Frequency of ('my', 'lord'): 0.00468427955780401


## Estimating Probabilities

In [13]:
def estimate_probability(sentence, fd):
    sentence_bigrams = prepare_bigrams(sentence)
    probs = [fd.freq(b) for b in sentence_bigrams]
    return np.prod(probs)

In [14]:
estimate_probability('and you from england'.split(), fd)

4.986405805488382e-12

In [15]:
test = ['and you from england', 'order that these bodies', 
        'polake warres , and you', 'are heere arriued .',
        'these bodies high on a stage']
test.sort(key=lambda sentence: estimate_probability(sentence.split(), fd), reverse=True)

In [16]:
for i, sen in enumerate(test):
    print(f"{i+1}. \'{sen}\': {estimate_probability(sen.split(), fd)}")
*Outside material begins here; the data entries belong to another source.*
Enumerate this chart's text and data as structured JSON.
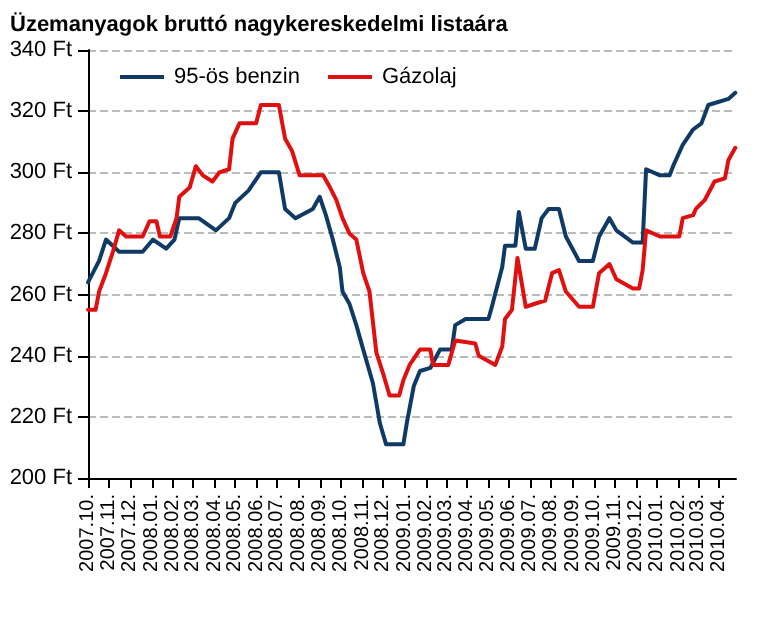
{
  "chart_data": {
    "type": "line",
    "title": "Üzemanyagok bruttó nagykereskedelmi listaára",
    "xlim": [
      "2007-10-01",
      "2010-04-25"
    ],
    "xticks": [
      {
        "value": "2007-10-01",
        "label": "2007.10."
      },
      {
        "value": "2007-11-01",
        "label": "2007.11."
      },
      {
        "value": "2007-12-01",
        "label": "2007.12."
      },
      {
        "value": "2008-01-01",
        "label": "2008.01."
      },
      {
        "value": "2008-02-01",
        "label": "2008.02."
      },
      {
        "value": "2008-03-01",
        "label": "2008.03."
      },
      {
        "value": "2008-04-01",
        "label": "2008.04."
      },
      {
        "value": "2008-05-01",
        "label": "2008.05."
      },
      {
        "value": "2008-06-01",
        "label": "2008.06."
      },
      {
        "value": "2008-07-01",
        "label": "2008.07."
      },
      {
        "value": "2008-08-01",
        "label": "2008.08."
      },
      {
        "value": "2008-09-01",
        "label": "2008.09."
      },
      {
        "value": "2008-10-01",
        "label": "2008.10."
      },
      {
        "value": "2008-11-01",
        "label": "2008.11."
      },
      {
        "value": "2008-12-01",
        "label": "2008.12."
      },
      {
        "value": "2009-01-01",
        "label": "2009.01."
      },
      {
        "value": "2009-02-01",
        "label": "2009.02."
      },
      {
        "value": "2009-03-01",
        "label": "2009.03."
      },
      {
        "value": "2009-04-01",
        "label": "2009.04."
      },
      {
        "value": "2009-05-01",
        "label": "2009.05."
      },
      {
        "value": "2009-06-01",
        "label": "2009.06."
      },
      {
        "value": "2009-07-01",
        "label": "2009.07."
      },
      {
        "value": "2009-08-01",
        "label": "2009.08."
      },
      {
        "value": "2009-09-01",
        "label": "2009.09."
      },
      {
        "value": "2009-10-01",
        "label": "2009.10."
      },
      {
        "value": "2009-11-01",
        "label": "2009.11."
      },
      {
        "value": "2009-12-01",
        "label": "2009.12."
      },
      {
        "value": "2010-01-01",
        "label": "2010.01."
      },
      {
        "value": "2010-02-01",
        "label": "2010.02."
      },
      {
        "value": "2010-03-01",
        "label": "2010.03."
      },
      {
        "value": "2010-04-01",
        "label": "2010.04."
      }
    ],
    "ylim": [
      200,
      340
    ],
    "yticks": [
      {
        "value": 200,
        "label": "200 Ft"
      },
      {
        "value": 220,
        "label": "220 Ft"
      },
      {
        "value": 240,
        "label": "240 Ft"
      },
      {
        "value": 260,
        "label": "260 Ft"
      },
      {
        "value": 280,
        "label": "280 Ft"
      },
      {
        "value": 300,
        "label": "300 Ft"
      },
      {
        "value": 320,
        "label": "320 Ft"
      },
      {
        "value": 340,
        "label": "340 Ft"
      }
    ],
    "grid": "y",
    "legend": "top",
    "marker": "none",
    "line_style": "solid",
    "series": [
      {
        "name": "95-ös benzin",
        "color": "#0f3a66",
        "x": [
          "2007-10-01",
          "2007-10-17",
          "2007-10-27",
          "2007-11-15",
          "2007-12-19",
          "2008-01-03",
          "2008-01-22",
          "2008-02-03",
          "2008-02-10",
          "2008-03-09",
          "2008-04-03",
          "2008-04-22",
          "2008-05-01",
          "2008-05-20",
          "2008-06-07",
          "2008-07-03",
          "2008-07-12",
          "2008-07-27",
          "2008-08-21",
          "2008-08-31",
          "2008-09-09",
          "2008-09-19",
          "2008-09-29",
          "2008-10-03",
          "2008-10-13",
          "2008-10-23",
          "2008-11-02",
          "2008-11-16",
          "2008-11-26",
          "2008-12-05",
          "2008-12-30",
          "2009-01-04",
          "2009-01-14",
          "2009-01-23",
          "2009-02-07",
          "2009-02-21",
          "2009-03-10",
          "2009-03-15",
          "2009-03-30",
          "2009-05-02",
          "2009-05-07",
          "2009-05-22",
          "2009-05-26",
          "2009-06-10",
          "2009-06-15",
          "2009-06-25",
          "2009-07-08",
          "2009-07-18",
          "2009-07-28",
          "2009-08-12",
          "2009-08-22",
          "2009-09-10",
          "2009-09-30",
          "2009-10-09",
          "2009-10-24",
          "2009-11-03",
          "2009-11-27",
          "2009-12-11",
          "2009-12-16",
          "2010-01-05",
          "2010-01-19",
          "2010-01-24",
          "2010-02-07",
          "2010-02-22",
          "2010-03-06",
          "2010-03-16",
          "2010-04-14",
          "2010-04-24"
        ],
        "values": [
          264,
          271,
          278,
          274,
          274,
          278,
          275,
          278,
          285,
          285,
          281,
          285,
          290,
          294,
          300,
          300,
          288,
          285,
          288,
          292,
          286,
          278,
          269,
          261,
          257,
          250,
          242,
          231,
          218,
          211,
          211,
          218,
          230,
          235,
          236,
          242,
          242,
          250,
          252,
          252,
          256,
          269,
          276,
          276,
          287,
          275,
          275,
          285,
          288,
          288,
          279,
          271,
          271,
          279,
          285,
          281,
          277,
          277,
          301,
          299,
          299,
          302,
          309,
          314,
          316,
          322,
          324,
          326
        ]
      },
      {
        "name": "Gázolaj",
        "color": "#e01010",
        "x": [
          "2007-10-01",
          "2007-10-12",
          "2007-10-17",
          "2007-10-27",
          "2007-11-06",
          "2007-11-15",
          "2007-11-25",
          "2007-12-19",
          "2007-12-29",
          "2008-01-08",
          "2008-01-13",
          "2008-01-28",
          "2008-02-06",
          "2008-02-10",
          "2008-02-25",
          "2008-03-05",
          "2008-03-15",
          "2008-03-29",
          "2008-04-08",
          "2008-04-22",
          "2008-04-27",
          "2008-05-07",
          "2008-05-31",
          "2008-06-07",
          "2008-07-03",
          "2008-07-12",
          "2008-07-22",
          "2008-08-02",
          "2008-09-05",
          "2008-09-15",
          "2008-09-24",
          "2008-10-03",
          "2008-10-13",
          "2008-10-23",
          "2008-11-02",
          "2008-11-11",
          "2008-11-21",
          "2008-12-01",
          "2008-12-10",
          "2008-12-24",
          "2008-12-30",
          "2009-01-08",
          "2009-01-23",
          "2009-02-07",
          "2009-02-11",
          "2009-03-05",
          "2009-03-15",
          "2009-04-13",
          "2009-04-18",
          "2009-05-12",
          "2009-05-22",
          "2009-05-26",
          "2009-06-05",
          "2009-06-13",
          "2009-06-25",
          "2009-07-08",
          "2009-07-23",
          "2009-08-02",
          "2009-08-12",
          "2009-08-22",
          "2009-09-10",
          "2009-09-30",
          "2009-10-09",
          "2009-10-24",
          "2009-11-03",
          "2009-11-27",
          "2009-12-06",
          "2009-12-11",
          "2009-12-16",
          "2010-01-05",
          "2010-02-02",
          "2010-02-07",
          "2010-02-22",
          "2010-02-26",
          "2010-03-11",
          "2010-03-25",
          "2010-04-09",
          "2010-04-14",
          "2010-04-24"
        ],
        "values": [
          255,
          255,
          261,
          267,
          274,
          281,
          279,
          279,
          284,
          284,
          279,
          279,
          285,
          292,
          295,
          302,
          299,
          297,
          300,
          301,
          311,
          316,
          316,
          322,
          322,
          311,
          307,
          299,
          299,
          295,
          291,
          285,
          280,
          278,
          267,
          261,
          241,
          234,
          227,
          227,
          232,
          237,
          242,
          242,
          237,
          237,
          245,
          244,
          240,
          237,
          243,
          252,
          255,
          272,
          256,
          257,
          258,
          267,
          268,
          261,
          256,
          256,
          267,
          270,
          265,
          262,
          262,
          268,
          281,
          279,
          279,
          285,
          286,
          288,
          291,
          297,
          298,
          304,
          308
        ]
      }
    ]
  }
}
1. 'and you from england': 4.986405805488382e-12
2. 'order that these bodies': 1.9178483867263006e-14
3. 'are heere arriued .': 1.9178483867263006e-14
4. 'polake warres , and you': 3.1099134149168685e-15
5. 'these bodies high on a stage': 6.870586160465759e-23


## Generating Text

In [17]:
cfd = nltk.ConditionalFreqDist(bigrams)

In [18]:
cfd['horatio']

FreqDist({')': 1,
          ',': 17,
          '.': 5,
          ':': 2,
          '?': 3,
          'a': 1,
          'and': 3,
          'barn': 1,
          'ham': 1,
          'hor': 1,
          'hora': 1,
          'saies': 1,
          'tell': 1,
          'there': 1,
          'wait': 1})

In [19]:
cfd['tragedie'].max()

'of'

In [20]:
token = 'horatio'
generated_text = token

length = 15
for i in range(length):
    most_prob = cfd[token].max()
    generated_text += ' ' + most_prob
    token = most_prob

In [21]:
print(generated_text)

horatio , and the king . i haue you , and the king . i haue